The neo-Nazis planned the same march on December 9, 2006, on the anniversary of the Nuremberg trial of war criminals. However, the Town Hall had cancelled it, arguing that it "could disturb public traffic and health."
However, organiser Erik Sedlacek, one of the most active figures of the neo-Nazi movement, challenged the decision in court that eventually consented to its complaint. As a result, the November march is legal, HN writes.
"The fact that an organiser is connected with some ideology is not sufficient for a ban. For this, the purpose of the event would have to be linked with it," Prague Town Hall lawyer Pavel Stefanak said.
The planned march is to lead through the streets Maiselova, Brehova, Platnerska and U Stareho hrbitova to the Franz Kafka square, HN writes.
The neo-Nazis plan to carry flags with the Third Reich's black-white-red colours so that "the rabbis see the flags after 60 years," HN writes.
According to the Czech BIS counter-intelligence, the neo-Nazi movement is backed by some 3,000-5,000 Czechs, it adds.
http://www.praguemonitor.com/en/177/prague_news/12582/


The Czech village of Lidice became a byword for Nazi brutality in June 1942 when German troops massacred all 192 men and boys over 16 in the village and sent the rest of the inhabitants to concentration camps, in reprisal for the assassination of Reinhard Heydrich, Reich "Protector" of Bohemia and Moravia. Perhaps memories fade.

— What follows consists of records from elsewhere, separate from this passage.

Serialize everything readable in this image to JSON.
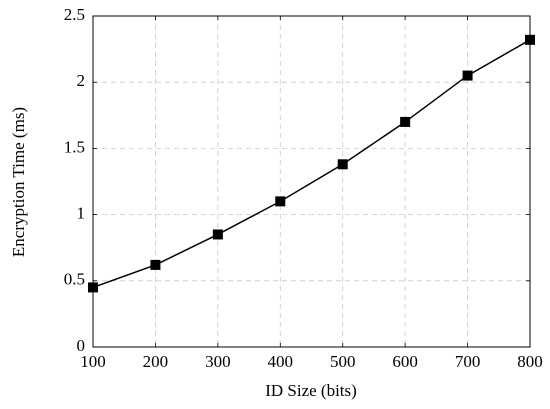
{
  "chart_data": {
    "type": "line",
    "x_label": "ID Size (bits)",
    "y_label": "Encryption Time (ms)",
    "x": [
      100,
      200,
      300,
      400,
      500,
      600,
      700,
      800
    ],
    "series": [
      {
        "color": "#000000",
        "marker": "square",
        "values": [
          0.45,
          0.62,
          0.85,
          1.1,
          1.38,
          1.7,
          2.05,
          2.32
        ]
      }
    ],
    "xlim": [
      100,
      800
    ],
    "xticks": [
      100,
      200,
      300,
      400,
      500,
      600,
      700,
      800
    ],
    "ylim": [
      0,
      2.5
    ],
    "yticks": [
      0,
      0.5,
      1,
      1.5,
      2,
      2.5
    ],
    "grid": true
  }
}
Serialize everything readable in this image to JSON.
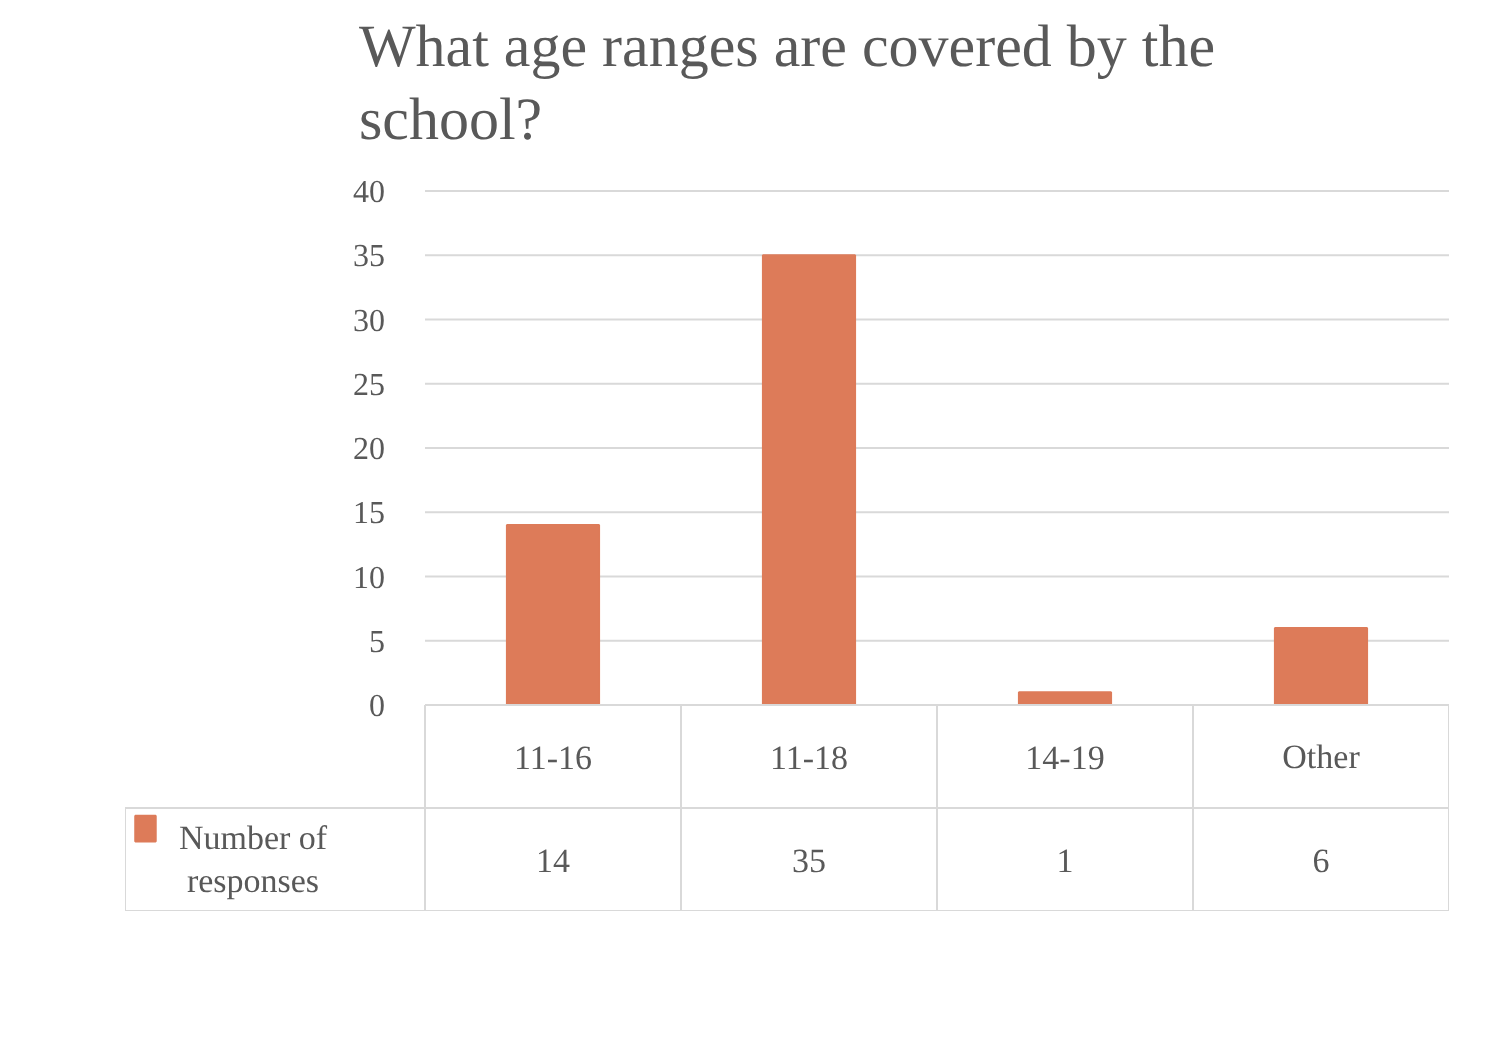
{
  "chart_data": {
    "type": "bar",
    "title": "What age ranges are covered by the school?",
    "categories": [
      "11-16",
      "11-18",
      "14-19",
      "Other"
    ],
    "series": [
      {
        "name": "Number of responses",
        "color": "#dd7b59",
        "values": [
          14,
          35,
          1,
          6
        ]
      }
    ],
    "ylim": [
      0,
      40
    ],
    "yticks": [
      0,
      5,
      10,
      15,
      20,
      25,
      30,
      35,
      40
    ],
    "grid": "y",
    "data_labels": true
  }
}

After the war, Czechoslovakia drove out thousands of German-speaking citizens. Call it revenge, or dub it "ethnic cleansing" (which was largely ignored by the Left); it did not put a stop to racism, as the Roma can tell, nor did it rid the country of Nazism. Prague's old Jewish quarter holds many memories, and serves to pull in tourists. Even if only 150 or fewer Nazis are expected to march, they may spoil the Czech capital's image and attract a species of tourist the city is better without.